The first EEG showed left temporal lobe seizures.  The second EEG showed no seizures on the left.  The most recent, in January, showed a reemergence of left temporal lobe seizures again.

Since his seizures are “silent”, I’m left assessing things as an “outsider”.  I see things that I can chalk up as silly behavior or as warning signs.  Underlying it all, I have this constant fear over what makes him do some of the things he does.  When he laughs hysterically, with no external cue, or when I must repeat the same question over fifteen minutes with no response, I worry whether he is having a seizure or how extensive the damage from it may be.

But even if I did know, so what?  It’s not like I can reach into the medicine cabinet and give him a bandaid to stop or fix it.

When I was younger, I had a persistent nightmare.  I’d need to dial a telephone number because there was an emergency.  No matter how hard I tried I never could get through.  I supposed back then that making a call in time, could always solve a problem.  But that was wrong.  And here I am.  I call the neurologist and explain how my son’s behavior says something is worsening – but my call can’t fix it.  I can’t stop the electrical battering to my child…

I deeply love a child whose level of disability rises and falls unpredictably.  One minute he’s winning the class spelling bee, playing with friends, hugging his mama.  The next, he is completely nonresponsive to everyone, or laughing hysterically like he’s being tickled to death.

At minimum, I’m on yellow alert.

A week ago, I took him to school.  A classmate asked him to play and the two of them wandered away.  I’m on Cloud 9, as I’m trying to keep track of him through the crowd.  But then his teacher approaches.  She pokes a hole in my cloud.  He’s taken another reading test, she says, and he tested at a 9 month level.  I don’t understand what that means.  She says, “Don’t be shocked, when you see the results,” “He must’ve been having an off-day,” and “I’m going to let him take it over again.”
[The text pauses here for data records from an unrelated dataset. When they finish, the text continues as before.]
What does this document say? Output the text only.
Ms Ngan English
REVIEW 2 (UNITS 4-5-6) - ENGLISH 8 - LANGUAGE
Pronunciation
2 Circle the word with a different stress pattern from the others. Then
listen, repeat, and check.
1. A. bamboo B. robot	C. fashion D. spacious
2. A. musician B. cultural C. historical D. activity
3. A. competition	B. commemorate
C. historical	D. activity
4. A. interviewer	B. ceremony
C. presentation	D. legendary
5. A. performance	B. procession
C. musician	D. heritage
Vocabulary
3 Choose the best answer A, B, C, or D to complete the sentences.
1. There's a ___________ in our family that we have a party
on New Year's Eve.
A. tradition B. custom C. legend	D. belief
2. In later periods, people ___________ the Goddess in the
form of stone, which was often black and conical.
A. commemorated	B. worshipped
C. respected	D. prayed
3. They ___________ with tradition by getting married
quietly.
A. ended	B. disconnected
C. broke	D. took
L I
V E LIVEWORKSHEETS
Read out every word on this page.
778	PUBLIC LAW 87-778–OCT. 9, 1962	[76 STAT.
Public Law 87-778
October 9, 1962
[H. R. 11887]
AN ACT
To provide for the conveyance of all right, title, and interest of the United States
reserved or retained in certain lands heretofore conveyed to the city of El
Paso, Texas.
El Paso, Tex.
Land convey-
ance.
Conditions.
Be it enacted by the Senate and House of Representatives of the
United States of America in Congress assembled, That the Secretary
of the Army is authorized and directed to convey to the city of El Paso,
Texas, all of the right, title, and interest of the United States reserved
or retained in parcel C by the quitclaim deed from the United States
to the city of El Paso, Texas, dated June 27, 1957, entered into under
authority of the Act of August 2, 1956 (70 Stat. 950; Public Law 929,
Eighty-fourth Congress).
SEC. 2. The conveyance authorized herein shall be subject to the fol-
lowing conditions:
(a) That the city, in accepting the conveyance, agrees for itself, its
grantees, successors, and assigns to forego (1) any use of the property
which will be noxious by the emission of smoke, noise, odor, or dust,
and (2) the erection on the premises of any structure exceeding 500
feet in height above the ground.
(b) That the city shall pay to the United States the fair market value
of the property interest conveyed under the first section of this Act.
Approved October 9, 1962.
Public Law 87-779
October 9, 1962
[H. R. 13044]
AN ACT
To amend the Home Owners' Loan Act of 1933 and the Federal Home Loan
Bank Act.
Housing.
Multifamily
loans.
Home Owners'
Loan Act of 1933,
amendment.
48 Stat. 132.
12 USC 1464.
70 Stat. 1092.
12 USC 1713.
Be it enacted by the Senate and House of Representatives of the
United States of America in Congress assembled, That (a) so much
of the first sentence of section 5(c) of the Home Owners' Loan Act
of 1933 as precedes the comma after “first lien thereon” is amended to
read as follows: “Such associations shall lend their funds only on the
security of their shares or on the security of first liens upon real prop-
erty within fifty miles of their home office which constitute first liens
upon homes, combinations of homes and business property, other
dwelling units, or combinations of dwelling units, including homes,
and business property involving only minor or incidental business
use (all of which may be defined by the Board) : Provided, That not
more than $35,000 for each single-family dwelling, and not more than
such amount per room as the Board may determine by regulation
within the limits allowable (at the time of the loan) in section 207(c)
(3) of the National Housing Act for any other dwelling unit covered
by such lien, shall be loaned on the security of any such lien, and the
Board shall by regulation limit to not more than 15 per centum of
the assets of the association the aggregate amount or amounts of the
This had been his strength.  When he started the school year, he tested in the highest five percent of all kids who took the test, across the country.  Now?  Not even close.  I call the ABA staff.  The new senior tutor agrees to be the one who supervises the retest.  He takes it over.  He doesn’t do much better.

The problems are quite defined.  There’s just no real answer.  No solution – no fix.

He’s crashing.  I’m dialing.  The neurologist cuts a dose of one med, orders another blood draw to check the levels of medication in his blood.  His ABA team talks -formulates a plan.  But I’m tired.  There’s always a “plan”.

I want answers.  I want it fixed.   Too bad for both of us.  And lately, I’ve seen faces, relatives, acquaintances, who give me looks of pity.  I’d rather they despised me than pitied me.  So, I just have to take it.  From both ends.  I call, let the “team” speculate and experiment on my son… and I have to accept that.

I’ve never accepted that.  I doubt I ever will.  I know there has to be a way and someday it will be found for someone.

I buy reading comprehension books.  He reads a paragraph and responds to the multiple choice questions perfectly without a prompt.  I have him do an online spelling test.  He gets 100 percent on his first try.

Then, we sit back to read “Owl at Home”.  The first story is about winter knocking at Owl’s door.  He has no clue what “winter” is.  He’s nearly 7 years old.  Even after I explain it to him, he tells me you wear shorts in the winter.  After five minutes, he is gone, though sitting right next to me.  I tell him to go play.  I head back to buy new materials to teach him about the seasons.

The other night, he was struggling to get through his homework after school and OT testing.  He wanted to give up.  I told him that a lot of times, he has to work harder than other kids because he has autism.  There was a pause, and then he said, very clearly, “I don’t want autism.”  

I answered, “Autism is not just about things being hard – it makes you who you are – you’re sweet, and good, and everyone loves you, and part of all that good is autism too.”  He was quiet, and gave me his tilt of the head, as though he was weighing what I said.  Then, his lips began to move with no words.  He started to echo.

And before I knew it, he was gone again- even before his body got up and he ran off to play.